KBE – SPDR KBE Bank ETF – One big options player booked significant profits on a previously established long put position on the KBE today. Shares of the KBE, an exchange-traded fund that replicates as closely as possible the performance of the KBW Bank Index, are up 5.56% to $27.13 as of 12:25 pm (ET). It looks like the trader originally purchased 28,260 puts at the May $27 strike for a premium of $0.40 apiece back on April 15, 2010, when shares of the underlying fund were trading at a volume-weighted average price of $28.30. Today, the investor sold all 28,260 put contracts at the May $27 strike for a premium of $0.72 per contract. Net profits enjoyed on the closing sale amount to $0.32 per contract for total gains of $904,320.00. Options implied volatility on the KBE is down 20.5% to stand at 38.09% as of 12:40 pm (ET).

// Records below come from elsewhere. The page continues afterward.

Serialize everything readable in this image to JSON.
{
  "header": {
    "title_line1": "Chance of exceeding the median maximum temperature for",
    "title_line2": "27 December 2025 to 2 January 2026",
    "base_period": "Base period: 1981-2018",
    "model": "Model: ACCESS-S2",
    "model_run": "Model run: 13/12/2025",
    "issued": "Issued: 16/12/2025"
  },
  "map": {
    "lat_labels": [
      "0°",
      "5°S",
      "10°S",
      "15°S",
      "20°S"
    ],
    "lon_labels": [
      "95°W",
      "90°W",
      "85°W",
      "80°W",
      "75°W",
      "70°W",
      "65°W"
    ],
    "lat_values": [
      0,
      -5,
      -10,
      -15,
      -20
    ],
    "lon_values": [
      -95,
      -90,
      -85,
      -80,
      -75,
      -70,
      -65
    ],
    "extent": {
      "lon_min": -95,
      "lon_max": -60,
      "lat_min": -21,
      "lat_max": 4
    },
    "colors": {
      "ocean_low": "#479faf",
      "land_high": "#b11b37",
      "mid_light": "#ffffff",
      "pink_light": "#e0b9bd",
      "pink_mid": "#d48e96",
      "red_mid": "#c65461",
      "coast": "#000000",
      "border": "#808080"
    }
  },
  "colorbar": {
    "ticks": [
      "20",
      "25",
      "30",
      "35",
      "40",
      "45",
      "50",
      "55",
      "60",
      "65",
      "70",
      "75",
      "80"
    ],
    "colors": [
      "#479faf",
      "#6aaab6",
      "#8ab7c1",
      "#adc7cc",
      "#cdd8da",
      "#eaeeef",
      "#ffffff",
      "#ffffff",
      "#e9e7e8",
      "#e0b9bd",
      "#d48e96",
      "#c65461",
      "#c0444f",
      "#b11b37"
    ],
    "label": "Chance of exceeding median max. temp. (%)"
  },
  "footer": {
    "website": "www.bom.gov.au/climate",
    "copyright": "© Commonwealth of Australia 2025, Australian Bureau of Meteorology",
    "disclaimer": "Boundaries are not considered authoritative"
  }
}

RIG – Transocean Ltd. – Investors in the international provider of offshore contract drilling services for oil and gas wells continue to suffer following the tragic events of April 20th when the Deepwater Horizon rig exploded and sank in the Gulf of Mexico. RIG’s shares are trading 3.90% lower on the day at $65.36 as of 12:45 pm (ET) after the Wall Street Journal reported that Transocean Ltd. was involved in “73% of rig incidents investigated by the authorities since 2008.” Options traders anticipating continued share price erosion engaged in bearish trading behavior throughout the first half of the session. Near-term pessimists paid an average premium of $0.45 per contract to purchase 1,800 puts as low down as the May $55 strike price. Put-buyers make money if RIG’s shares plummet 16.5% from the current price to breach the average breakeven point on the puts at $54.55 by May expiration. Longer-term bearish sentiment appeared in the August contract where it looks like one investor initiated a bearish risk reversal on the stock. The investor appears to have sold 5,000 calls at the August $80 strike for a premium of $1.45 each, in order to purchase the same number of puts at the lower August $50 strike for $1.80 apiece. Net premium paid for the transaction amounts to $0.35 per contract. Options investors exchanged 85,825 contracts on Transocean as of 12:50 pm (ET).